Une autre solution à envisager : l’évolution de la réglementation
La poursuite d’un navire volé est donc très limitée. En effet, à partir de la Zone économique exclusive, située à 200 milles maximum des côtes, seules les autorités de l’État dont le navire bat pavillon disposent du droit d’arraisonner un navire. L’État côtier ne peut, quant à lui, intervenir uniquement dans le cas où une poursuite a débuté dans ses eaux territoriales. Est-il possible d’envisager une modification des limites maritimes jusqu’auxquelles l’État peut intervenir sans considération pour
Mais pour lutter efficacement contre le vol de bateau, étendre la limite d’intervention des États riverains de 12 milles nautiques des eaux territoriales à 24 milles nautiques de la Zone contiguë paraît encore insuffisant. La taille et le tonnage des bateaux de plaisance limite (à l’exception des voiliers d’une certaine taille) la navigation hauturière, et les bateaux de plaisance doivent régulièrement fréquenter des ports (avitaillement) et, dans le cas des bateaux à moteur, faire le plein d’essence. De plus, s’il est aisé, pour un bateau de plaisance, de se réfugier au-delà des 24 milles nautiques pour échapper à une poursuite, il serait difficile aux plaisanciers de dépasser les 200 milles nautiques de la Zone économique exclusive, pour des raisons de sécurité évidente : seuls des voleurs aguerris en matière de nautisme peuvent s’y risquer.
Ne serait-il pas possible d’imaginer étendre les prérogatives de l’État riverain ou côtier aux eaux de la Zone économique exclusive, comme l’ont déjà fait l’Argentine, le Brésil ou de nombreux États africains ? Il est tout à fait envisageable qu’un État associé à la « Convention des Nations Unies sur le Droit de la mer » propose une modification des articles relatifs à la Zone économique exclusive de la Convention qui, tout en protégeant le passage inoffensif, assurerait la possibilité aux États riverains de lutter contre le vol.

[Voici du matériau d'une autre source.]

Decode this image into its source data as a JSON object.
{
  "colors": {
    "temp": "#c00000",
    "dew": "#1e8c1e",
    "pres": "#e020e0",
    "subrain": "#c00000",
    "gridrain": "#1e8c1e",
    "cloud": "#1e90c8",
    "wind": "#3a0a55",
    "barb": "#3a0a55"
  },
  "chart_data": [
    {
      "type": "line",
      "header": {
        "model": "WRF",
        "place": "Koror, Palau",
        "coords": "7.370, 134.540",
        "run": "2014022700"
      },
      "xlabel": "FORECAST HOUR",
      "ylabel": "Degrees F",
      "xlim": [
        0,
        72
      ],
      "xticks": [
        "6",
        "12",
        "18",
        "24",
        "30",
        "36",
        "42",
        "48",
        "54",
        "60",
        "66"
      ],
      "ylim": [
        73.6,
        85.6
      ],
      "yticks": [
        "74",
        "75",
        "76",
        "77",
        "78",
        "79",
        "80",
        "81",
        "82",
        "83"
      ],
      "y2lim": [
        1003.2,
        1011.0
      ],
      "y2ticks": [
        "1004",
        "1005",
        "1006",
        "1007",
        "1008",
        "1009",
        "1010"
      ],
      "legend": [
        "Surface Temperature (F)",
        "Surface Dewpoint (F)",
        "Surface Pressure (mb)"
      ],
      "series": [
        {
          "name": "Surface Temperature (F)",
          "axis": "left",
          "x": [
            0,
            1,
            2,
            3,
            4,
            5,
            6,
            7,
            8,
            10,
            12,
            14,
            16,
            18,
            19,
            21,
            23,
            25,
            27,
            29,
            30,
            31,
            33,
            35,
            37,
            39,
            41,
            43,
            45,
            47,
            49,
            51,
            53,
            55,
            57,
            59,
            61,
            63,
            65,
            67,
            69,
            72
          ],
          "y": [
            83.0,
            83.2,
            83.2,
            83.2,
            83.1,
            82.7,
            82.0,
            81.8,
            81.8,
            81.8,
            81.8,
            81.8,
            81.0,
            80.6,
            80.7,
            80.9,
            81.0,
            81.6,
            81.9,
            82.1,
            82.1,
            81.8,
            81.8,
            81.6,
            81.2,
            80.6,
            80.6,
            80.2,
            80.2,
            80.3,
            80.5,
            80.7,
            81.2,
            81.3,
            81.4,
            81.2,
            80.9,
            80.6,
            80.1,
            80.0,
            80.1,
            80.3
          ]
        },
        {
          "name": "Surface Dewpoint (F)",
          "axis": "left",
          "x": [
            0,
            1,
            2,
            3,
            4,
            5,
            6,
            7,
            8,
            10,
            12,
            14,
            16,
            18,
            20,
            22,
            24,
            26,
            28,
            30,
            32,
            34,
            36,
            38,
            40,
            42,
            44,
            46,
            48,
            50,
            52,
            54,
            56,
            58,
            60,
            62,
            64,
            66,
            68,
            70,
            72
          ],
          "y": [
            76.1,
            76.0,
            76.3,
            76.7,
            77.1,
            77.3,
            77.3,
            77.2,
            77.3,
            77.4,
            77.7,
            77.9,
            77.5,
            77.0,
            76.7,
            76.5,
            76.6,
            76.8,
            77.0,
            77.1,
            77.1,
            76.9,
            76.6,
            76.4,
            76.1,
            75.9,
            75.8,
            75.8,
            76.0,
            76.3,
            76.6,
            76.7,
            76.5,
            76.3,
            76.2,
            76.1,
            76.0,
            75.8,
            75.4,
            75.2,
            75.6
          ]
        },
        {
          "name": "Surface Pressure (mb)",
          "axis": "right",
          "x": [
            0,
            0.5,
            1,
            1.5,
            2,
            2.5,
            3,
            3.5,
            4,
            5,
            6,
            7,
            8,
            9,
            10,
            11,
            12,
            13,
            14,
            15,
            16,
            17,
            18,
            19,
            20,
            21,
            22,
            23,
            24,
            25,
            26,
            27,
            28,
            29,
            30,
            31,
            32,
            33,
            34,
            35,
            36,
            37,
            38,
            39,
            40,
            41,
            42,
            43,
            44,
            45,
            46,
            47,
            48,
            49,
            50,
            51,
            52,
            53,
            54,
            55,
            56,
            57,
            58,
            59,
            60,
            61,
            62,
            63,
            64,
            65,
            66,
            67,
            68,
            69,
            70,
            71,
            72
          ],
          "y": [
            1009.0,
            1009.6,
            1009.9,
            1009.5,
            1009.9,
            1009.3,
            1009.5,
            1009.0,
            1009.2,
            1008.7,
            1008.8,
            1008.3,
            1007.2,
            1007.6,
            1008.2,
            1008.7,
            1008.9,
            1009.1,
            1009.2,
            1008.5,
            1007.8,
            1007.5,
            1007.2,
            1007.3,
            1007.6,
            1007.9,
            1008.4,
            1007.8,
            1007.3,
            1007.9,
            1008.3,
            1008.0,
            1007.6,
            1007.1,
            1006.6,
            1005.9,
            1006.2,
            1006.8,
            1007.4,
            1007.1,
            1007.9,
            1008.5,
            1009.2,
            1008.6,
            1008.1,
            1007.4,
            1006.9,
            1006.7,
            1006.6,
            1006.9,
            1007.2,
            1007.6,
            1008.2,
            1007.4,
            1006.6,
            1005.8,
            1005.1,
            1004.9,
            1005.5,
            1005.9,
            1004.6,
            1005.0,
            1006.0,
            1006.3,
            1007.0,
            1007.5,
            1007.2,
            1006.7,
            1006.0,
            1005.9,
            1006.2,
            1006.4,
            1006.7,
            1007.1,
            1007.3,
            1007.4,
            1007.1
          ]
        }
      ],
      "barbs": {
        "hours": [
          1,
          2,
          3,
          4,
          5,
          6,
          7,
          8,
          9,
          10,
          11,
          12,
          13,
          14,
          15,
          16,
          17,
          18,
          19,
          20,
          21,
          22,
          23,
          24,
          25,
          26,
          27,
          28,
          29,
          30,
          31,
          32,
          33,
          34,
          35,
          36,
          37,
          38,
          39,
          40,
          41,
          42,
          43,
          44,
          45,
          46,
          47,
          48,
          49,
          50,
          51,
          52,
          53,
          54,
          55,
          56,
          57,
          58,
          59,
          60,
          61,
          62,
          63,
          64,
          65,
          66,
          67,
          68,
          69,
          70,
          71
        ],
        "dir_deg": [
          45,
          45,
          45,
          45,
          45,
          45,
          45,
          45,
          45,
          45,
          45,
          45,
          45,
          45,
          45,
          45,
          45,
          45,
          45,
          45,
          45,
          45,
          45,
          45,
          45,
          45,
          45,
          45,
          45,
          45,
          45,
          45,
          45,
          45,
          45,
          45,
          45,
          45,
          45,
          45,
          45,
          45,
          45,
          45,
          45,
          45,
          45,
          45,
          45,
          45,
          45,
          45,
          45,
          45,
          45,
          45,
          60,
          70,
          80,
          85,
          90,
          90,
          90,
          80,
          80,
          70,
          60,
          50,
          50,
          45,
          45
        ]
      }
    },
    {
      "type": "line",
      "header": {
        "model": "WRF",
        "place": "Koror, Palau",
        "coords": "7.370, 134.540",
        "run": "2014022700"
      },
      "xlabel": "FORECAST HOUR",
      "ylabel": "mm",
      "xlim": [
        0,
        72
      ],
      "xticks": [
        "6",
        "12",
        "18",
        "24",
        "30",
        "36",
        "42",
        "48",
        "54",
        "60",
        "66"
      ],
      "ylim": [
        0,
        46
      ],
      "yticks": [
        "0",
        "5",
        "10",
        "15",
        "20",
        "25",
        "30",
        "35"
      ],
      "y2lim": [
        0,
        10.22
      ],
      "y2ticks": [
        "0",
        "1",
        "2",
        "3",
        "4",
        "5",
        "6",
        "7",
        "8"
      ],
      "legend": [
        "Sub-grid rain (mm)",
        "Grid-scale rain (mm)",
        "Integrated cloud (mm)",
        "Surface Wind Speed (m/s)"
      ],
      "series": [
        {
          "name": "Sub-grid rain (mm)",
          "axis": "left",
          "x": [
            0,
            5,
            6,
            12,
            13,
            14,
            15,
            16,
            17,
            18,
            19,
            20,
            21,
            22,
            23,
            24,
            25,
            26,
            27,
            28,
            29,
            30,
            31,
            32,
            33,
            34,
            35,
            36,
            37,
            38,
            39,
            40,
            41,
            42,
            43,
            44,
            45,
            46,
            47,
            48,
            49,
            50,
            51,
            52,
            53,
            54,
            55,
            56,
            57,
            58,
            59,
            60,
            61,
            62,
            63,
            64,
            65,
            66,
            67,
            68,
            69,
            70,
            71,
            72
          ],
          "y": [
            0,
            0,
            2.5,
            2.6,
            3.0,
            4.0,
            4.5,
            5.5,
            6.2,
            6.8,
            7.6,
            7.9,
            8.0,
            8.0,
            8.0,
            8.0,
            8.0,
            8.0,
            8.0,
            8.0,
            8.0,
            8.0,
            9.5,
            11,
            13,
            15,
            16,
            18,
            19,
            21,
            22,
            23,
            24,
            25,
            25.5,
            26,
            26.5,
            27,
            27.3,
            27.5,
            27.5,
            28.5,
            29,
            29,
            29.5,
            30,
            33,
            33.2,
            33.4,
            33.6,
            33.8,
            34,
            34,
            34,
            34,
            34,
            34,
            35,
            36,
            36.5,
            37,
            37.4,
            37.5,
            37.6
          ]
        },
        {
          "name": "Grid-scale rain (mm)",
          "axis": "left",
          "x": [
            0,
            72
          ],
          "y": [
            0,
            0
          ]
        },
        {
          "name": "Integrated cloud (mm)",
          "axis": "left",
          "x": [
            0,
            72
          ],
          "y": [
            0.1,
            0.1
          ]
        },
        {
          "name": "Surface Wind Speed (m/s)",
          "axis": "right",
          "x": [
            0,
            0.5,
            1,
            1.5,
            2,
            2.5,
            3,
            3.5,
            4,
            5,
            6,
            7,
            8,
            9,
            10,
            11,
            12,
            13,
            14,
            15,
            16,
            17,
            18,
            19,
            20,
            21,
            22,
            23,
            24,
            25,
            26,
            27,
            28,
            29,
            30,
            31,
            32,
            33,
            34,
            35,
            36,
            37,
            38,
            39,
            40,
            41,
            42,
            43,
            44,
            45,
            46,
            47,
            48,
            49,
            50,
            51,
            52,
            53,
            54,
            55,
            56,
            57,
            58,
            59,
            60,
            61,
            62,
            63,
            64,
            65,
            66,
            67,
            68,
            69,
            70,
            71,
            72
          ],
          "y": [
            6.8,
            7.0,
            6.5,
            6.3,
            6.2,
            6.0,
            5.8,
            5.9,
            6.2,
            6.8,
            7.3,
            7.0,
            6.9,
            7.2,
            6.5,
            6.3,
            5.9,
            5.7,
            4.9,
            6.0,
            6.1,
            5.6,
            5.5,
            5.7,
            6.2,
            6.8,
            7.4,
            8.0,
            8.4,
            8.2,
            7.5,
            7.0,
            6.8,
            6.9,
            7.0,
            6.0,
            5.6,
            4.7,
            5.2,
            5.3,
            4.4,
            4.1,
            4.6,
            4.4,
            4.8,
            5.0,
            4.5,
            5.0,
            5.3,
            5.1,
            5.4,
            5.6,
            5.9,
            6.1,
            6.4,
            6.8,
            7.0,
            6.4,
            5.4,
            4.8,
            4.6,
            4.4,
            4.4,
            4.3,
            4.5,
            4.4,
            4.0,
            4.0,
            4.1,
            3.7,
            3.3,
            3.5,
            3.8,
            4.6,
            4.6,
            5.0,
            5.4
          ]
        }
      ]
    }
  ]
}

Cette modification est d’ailleurs à terme indispensable pour lutter contre tous les types de délinquance en mer.
Au-delà de la limite de 200 milles nautiques, la coopération internationale telle que pratiquée par les États parties à la Convention de Vienne demeurerait la seule possibilité, qu’il conviendrait d’étendre à d’autres forfaits que le trafic de stupéfiants.
À l’heure actuelle, l’assurance contre le vol des navires de plaisance est un sujet difficile : la faible protection moyenne des ports français et la difficulté légale de poursuivre les voleurs suffisent à expliquer la dynamique des vols. De plus, en dépit du progrès des solutions techniques de protection, les constructeurs et les plaisanciers sont peu enclins à engager des dépenses pour protéger les bateaux contre le vol. Les assureurs se sont donc saisis de la prévention, en informant les prospects et surtout en proposant des incitations à l’autoprotection. Le résultat de ces efforts n’est pas encore entièrement satisfaisant, mais il convient peut-être de laisser le temps aux incitations de faire leur effet. Nous suggérons enfin une évolution du Droit de la mer, afin d’augmenter les possibilités de poursuite à l’égard des voleurs, dont la publication seule aurait sans doute un effet de découragement des voleurs potentiels.